The news isn't new: Yet one more mayor of Atlantic City had to quit because of scandals and investigations.
Robert W. Levy, a Democrat who prior to being mayor headed the lifeguard's organization, resigned after being AWOL from his job. As it turned out, Levy spent part of his two-week leave at the Carrier Clinic, a facility for the treatment of depression and substance abuse.
Levy's under federal investigation for misrepresenting his Army service in Vietnam by claiming he had been a Green Beret (and possibly receiving benefits he didn't deserve). In his absence, Dominic Capella, Atlantic City's business administrator, appointed himself acting mayor last week, claiming Levy had transferred power to him verbally late last month.
As Louis B. Mayer once said, "A verbal contract isn't worth the paper it's written on". Sure enough, William "Speedy" Marsh, the City Council president, is, starting today, October 11, the interim mayor and will serve until the city council appoints a successor, who will serve until a special election is held next year.
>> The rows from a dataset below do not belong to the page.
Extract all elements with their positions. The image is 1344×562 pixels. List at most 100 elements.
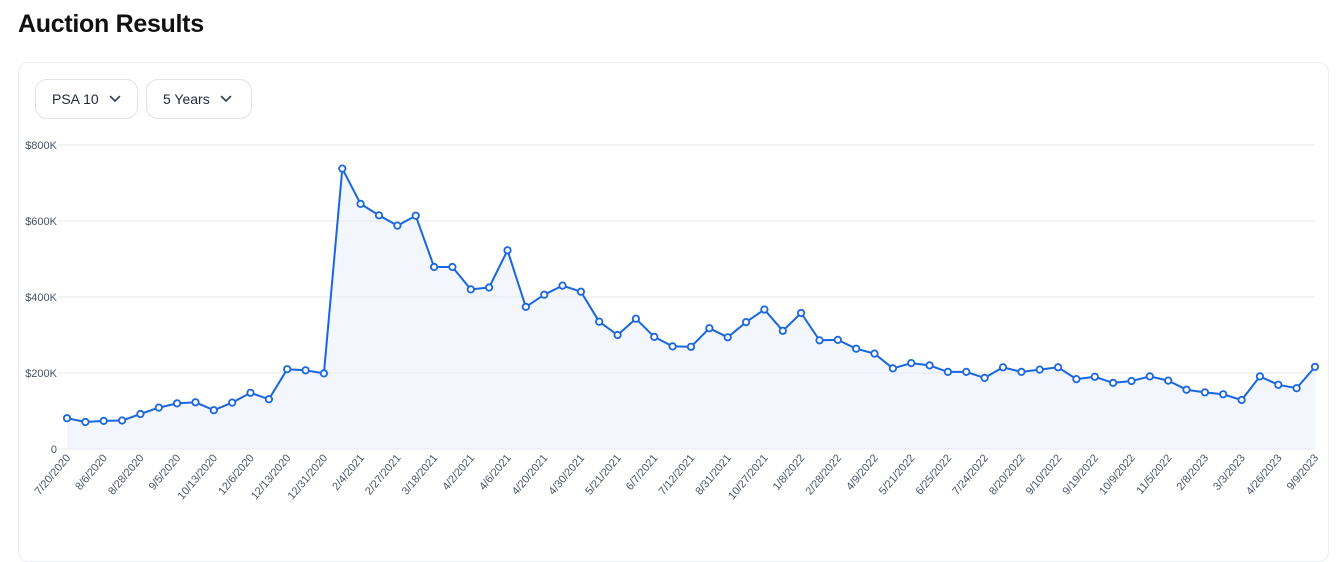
x-tick-label: 8/28/2020 [106, 452, 147, 497]
data-point [962, 367, 971, 376]
data-point [540, 290, 549, 299]
data-point [870, 349, 879, 358]
y-tick-label: $400K [25, 292, 57, 304]
data-point [686, 342, 696, 351]
x-tick-label: 7/24/2022 [950, 452, 991, 497]
y-tick-label: $200K [25, 368, 57, 380]
data-point [852, 344, 861, 353]
data-point [429, 262, 439, 272]
data-point [173, 399, 182, 408]
x-tick-label: 12/6/2020 [216, 452, 257, 497]
data-point [778, 326, 787, 335]
x-tick-label: 3/18/2021 [400, 452, 441, 497]
chevron-down-icon [220, 95, 232, 103]
x-tick-label: 3/3/2023 [1211, 452, 1248, 493]
data-point [118, 416, 127, 425]
data-point [448, 262, 457, 272]
data-point [1182, 385, 1191, 394]
price-area-fill [67, 168, 1315, 449]
grade-filter-dropdown[interactable]: PSA 10 [35, 79, 138, 119]
x-tick-label: 8/6/2020 [73, 452, 110, 493]
period-filter-dropdown[interactable]: 5 Years [146, 79, 252, 119]
x-tick-label: 5/21/2022 [877, 452, 918, 497]
data-point [81, 417, 90, 427]
data-point [723, 333, 732, 342]
chevron-down-icon [109, 95, 121, 103]
x-tick-label: 4/20/2021 [510, 452, 551, 497]
data-point [228, 398, 237, 407]
grade-filter-label: PSA 10 [52, 91, 99, 107]
data-point [631, 314, 641, 323]
data-point [998, 363, 1008, 372]
data-point [1035, 365, 1044, 374]
data-point [521, 302, 530, 311]
x-tick-label: 7/12/2021 [657, 452, 698, 497]
data-point [374, 211, 384, 220]
x-tick-label: 2/27/2021 [363, 452, 404, 497]
period-filter-label: 5 Years [163, 91, 210, 107]
data-point [209, 406, 218, 415]
y-tick-label: $600K [25, 216, 57, 228]
data-point [503, 246, 512, 255]
x-tick-label: 2/8/2023 [1174, 452, 1211, 493]
data-point [338, 164, 347, 173]
data-point [1274, 380, 1283, 389]
x-tick-label: 7/20/2020 [33, 452, 74, 497]
data-point [191, 398, 200, 407]
page-title: Auction Results [18, 10, 204, 38]
data-point [907, 358, 916, 368]
data-point [356, 199, 365, 208]
x-tick-label: 10/9/2022 [1097, 452, 1138, 497]
data-point [1090, 372, 1099, 381]
data-point [136, 409, 145, 419]
data-point [154, 403, 163, 412]
data-point [1054, 363, 1063, 372]
data-point [760, 305, 769, 314]
data-point [1255, 372, 1265, 381]
y-tick-label: $800K [25, 140, 57, 152]
x-tick-label: 5/21/2021 [583, 452, 624, 497]
data-point [668, 342, 677, 351]
data-point [888, 364, 898, 373]
data-point [943, 367, 953, 376]
data-point [283, 365, 292, 374]
data-point [1200, 388, 1210, 397]
data-point [1109, 378, 1118, 387]
data-point [650, 332, 659, 341]
x-tick-label: 9/19/2022 [1060, 452, 1101, 497]
data-point [925, 361, 934, 370]
x-tick-label: 4/2/2021 [440, 452, 477, 493]
data-point [1145, 372, 1154, 381]
data-point [484, 283, 494, 292]
data-point [705, 324, 714, 333]
x-tick-label: 6/25/2022 [914, 452, 955, 497]
x-tick-label: 9/5/2020 [147, 452, 184, 493]
data-point [1219, 390, 1228, 399]
x-tick-label: 11/5/2022 [1134, 452, 1174, 497]
data-point [833, 335, 842, 344]
x-tick-label: 4/26/2023 [1244, 452, 1285, 497]
data-point [246, 388, 255, 397]
data-point [99, 416, 108, 425]
data-point [1310, 362, 1320, 371]
x-tick-label: 4/6/2021 [477, 452, 514, 493]
data-point [595, 317, 604, 326]
data-point [980, 373, 989, 382]
x-tick-label: 8/20/2022 [987, 452, 1028, 497]
data-point [558, 281, 567, 290]
data-point [1292, 384, 1301, 393]
data-point [1127, 376, 1136, 386]
data-point [1237, 395, 1246, 405]
data-point [815, 336, 824, 345]
x-tick-label: 4/30/2021 [547, 452, 588, 497]
data-point [411, 211, 420, 220]
data-point [466, 285, 475, 294]
data-point [301, 366, 310, 375]
data-point [1072, 374, 1081, 384]
data-point [576, 287, 586, 296]
data-point [393, 221, 402, 230]
x-tick-label: 2/4/2021 [330, 452, 367, 493]
data-point [1017, 367, 1026, 376]
x-tick-label: 1/8/2022 [771, 452, 808, 493]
Marsh didn't waste any time and asked a state judge to delay a decision on how and when he must repay a $363,000 debt to the city "until this little mayoral thing works itself out." The debt was Marsh's share of a settlement that Atlantic City paid him after Marsh sued after being fired from his Board of Education job. Last May the NJ Supreme Court ruled that Marsh and a former mayor had should not have received the settlement, which the court termed "infected by intolerable conflicts of interest."
Marsh was eligible for the job because the prior City Council president is serving 40 months in a federal prison for accepting bribes.
Not counting Levy, five of the last seven mayors of Atlantic City have pleaded guilty or have been convicted of some crime in recent years.
The other big news of the day is that MGM Mirage Inc. plans to build a $5 billion resort, the biggest Atlantic City has ever seen. The problem is, because of competition from casinos in Delaware and Pennsylvania and a partial smoking ban, the 11 casinos now operating in Atlantic City took in 10.6% less last month than they did in September 2006.
The possibility that casino revenues might decline for the first time in 29 years of casino gambling doesn't seem to affect all the development in the city's waterfront area. Neither does the fact that a net 75,000 New Jersey residents fled the state's onerous taxes last year.
In a city where visitors outnumber residents 871 to 1, the city's revenues do not depend on those who live there. But those who are running the city won't be changing their ways any time soon.